Saturday, November 23rd, 2024

Confidently unorthodox

October 5, 2017 by  
Filed under Infield, Second Base, Shortstop, Third Base

“When you catch the ball, use two hands.”  

“On grounders, square up and get in front of the ball.”

“Don’t show-off and flip the ball with your glove.  Take it out with your hand and throw it properly.”

The comments above are certainly in the “old school” camp of baseball coaching.  You can’t go wrong with teaching players at all levels those basic fundamentals and drilling them constantly.  If you do, your players will make more routine plays.  That typically prevents the offensive team from having big innings (3+ runs per inning) and ultimately puts you in a position to win more games and be a good team.

However, I’ve never had an interest in just having my teams be “good.”  A lot of teams are good.  I’ve always wanted my teams to be “great.”  Of course, many coaches are limited to the players they have access to in their school or community teams.  Being able to select the players you want certainly can make “great”  much easier.

However, there are some things you can do as a player and coach that can more quickly turn a good team into a great one and maybe even an average team into a good one.  To do so, you’ll have to be a little unconventional and be willing to step out of your comfort zone.

In the area of fielding, this may involve doing some drills that go against traditional orthodoxy as listed above – using two hands, square up, etc.

Here are several unorthodox drills that my teams have done with very good results.

One handed fielding and catching.  To become a great fielder involves making your glove feel as if it is an extension of your arm as opposed to a tool placed on your hand.  The way you get there is to do as many one-handed catching and fielding drills as possible.  Master one-handed fielding and two-handed fielding becomes a piece of cake.  It also gives you a much better advantage when you have to move left or right to make glove side catches or backhands.  Players really can only make those plays one-handed so the dilemma becomes … How do we expect them to do it if they rarely practice them?  Add a lot more one-handed drills to your practice routines and you may be surprised how much better your fielders get. 

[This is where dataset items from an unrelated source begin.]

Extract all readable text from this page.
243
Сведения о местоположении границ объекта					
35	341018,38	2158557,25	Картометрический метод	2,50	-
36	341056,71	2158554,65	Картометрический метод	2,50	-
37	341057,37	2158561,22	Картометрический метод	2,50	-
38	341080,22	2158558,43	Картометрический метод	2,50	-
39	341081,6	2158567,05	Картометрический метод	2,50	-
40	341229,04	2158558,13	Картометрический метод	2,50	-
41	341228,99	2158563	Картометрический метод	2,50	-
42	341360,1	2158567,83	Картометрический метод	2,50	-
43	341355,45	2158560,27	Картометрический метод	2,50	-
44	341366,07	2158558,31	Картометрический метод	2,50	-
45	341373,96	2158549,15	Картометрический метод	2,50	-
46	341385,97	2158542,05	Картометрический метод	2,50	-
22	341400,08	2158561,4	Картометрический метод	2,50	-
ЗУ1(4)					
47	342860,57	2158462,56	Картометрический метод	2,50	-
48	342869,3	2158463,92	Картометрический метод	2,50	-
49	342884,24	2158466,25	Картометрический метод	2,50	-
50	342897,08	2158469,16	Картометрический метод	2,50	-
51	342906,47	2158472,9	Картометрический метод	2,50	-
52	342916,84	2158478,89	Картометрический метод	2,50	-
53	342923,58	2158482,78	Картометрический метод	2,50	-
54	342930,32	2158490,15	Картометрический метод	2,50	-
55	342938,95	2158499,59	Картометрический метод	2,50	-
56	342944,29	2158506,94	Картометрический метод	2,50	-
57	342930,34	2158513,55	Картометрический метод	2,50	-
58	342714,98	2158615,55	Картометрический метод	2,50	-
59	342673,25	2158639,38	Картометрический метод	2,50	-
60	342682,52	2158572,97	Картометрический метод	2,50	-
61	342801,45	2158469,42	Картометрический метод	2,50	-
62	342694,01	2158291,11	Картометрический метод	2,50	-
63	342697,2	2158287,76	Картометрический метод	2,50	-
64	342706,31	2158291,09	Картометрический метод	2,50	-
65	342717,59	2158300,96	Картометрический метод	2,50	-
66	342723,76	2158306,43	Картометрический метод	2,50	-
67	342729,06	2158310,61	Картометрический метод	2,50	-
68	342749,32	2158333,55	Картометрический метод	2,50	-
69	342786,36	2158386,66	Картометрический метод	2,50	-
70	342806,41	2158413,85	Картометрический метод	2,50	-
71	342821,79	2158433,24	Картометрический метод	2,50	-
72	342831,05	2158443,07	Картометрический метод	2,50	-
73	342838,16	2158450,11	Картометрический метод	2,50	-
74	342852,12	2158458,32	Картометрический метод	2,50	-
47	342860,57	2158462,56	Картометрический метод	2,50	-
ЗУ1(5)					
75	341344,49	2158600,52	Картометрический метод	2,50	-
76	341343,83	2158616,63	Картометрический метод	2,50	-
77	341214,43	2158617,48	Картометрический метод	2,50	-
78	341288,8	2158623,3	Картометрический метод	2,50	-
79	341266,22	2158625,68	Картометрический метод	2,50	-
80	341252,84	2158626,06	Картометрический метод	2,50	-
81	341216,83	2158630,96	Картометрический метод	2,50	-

Don’t let them get in front of the ball.  I am convinced that one of the big reasons why young players have such a hard time fielding balls to their backhand side is because coaches spend most their time hitting balls right at fielders while harping on them to “get in front of the ball.”  As a result, players grow up thinking that to backhand the ball means to be lazy.  Although this is the case in some situations, great players know that backhanding some balls is preferential to getting in front of them.  Even if they could, in fact, get in front of it.  

My teams do a tremendous amount of backhand and forehand drills.  All this (one-handed) work to both sides will more closely replicate the balls they will get during the game.  Rarely will players get balls hit directly at them.  They will have to move.  

Good players get in front of virtually all ground balls and make most of the plays.  Unfortunately, when they get a ball that must be backhanded, they often flub it.  Great fielders have very high confidence in their ability to backhand and forehand grounders.  They tend to get to more ground balls because their focus is getting straight to the ball hit to their left or right instead of circling around it. 

Being great at backhands and forehands along with squaring up to balls when appropriate gives great fielders more options that can be selected to fit each type of grounder.

As I’ve said a billion times before, when you get older, the game gets faster.  Teaching fielders to be “confidently unorthodox” at a young age can help them better match the speed of the game as they get older.

One comment on “Confidently unorthodox

  1. Coach,

    Could not agree more. For very young players (<8) teaching them to use two hands and get in front of the ball allows them to build confidence. Starting at about age 8, we want one handed catches (thumb down – fingers up) when playing catch because that is the way 90% of their catches are going to be in a normal game. Catch the ball at first base… one hand. Catch the ball at 2nd on a throw down on a stolen base… one hand. Catch a ball hit over your head in the outfield… one hand. Catch the ball while turning a double play… one hand. Play catcher…. you get the point!

    For ground balls, we use Ron Washington's hand drill (posted everywhere on the internet now days) and it works in front, with two hands, and then works both one handed forehand and backhand that uses single hand.

    When doing ground ball work, we try to hit the ball to either side when working our infielders. When doing agility work, we constantly have them moving to either side to receive the ball. When the player can get around the ball and square up, great, otherwise we want them fielding the ball going through it with a single hand.

    Buck Showalter did an interview a few years back where he said he thought youth players should be learning to catch the ball with one hand. He said, a first baseman will catch the ball 100% of the time with one hand and most of the time an outfielder will need to catch the ball with one hand to maximize their extension to reach the ball. Far smarter man than me so I listened (even though we were already teaching single hand catching).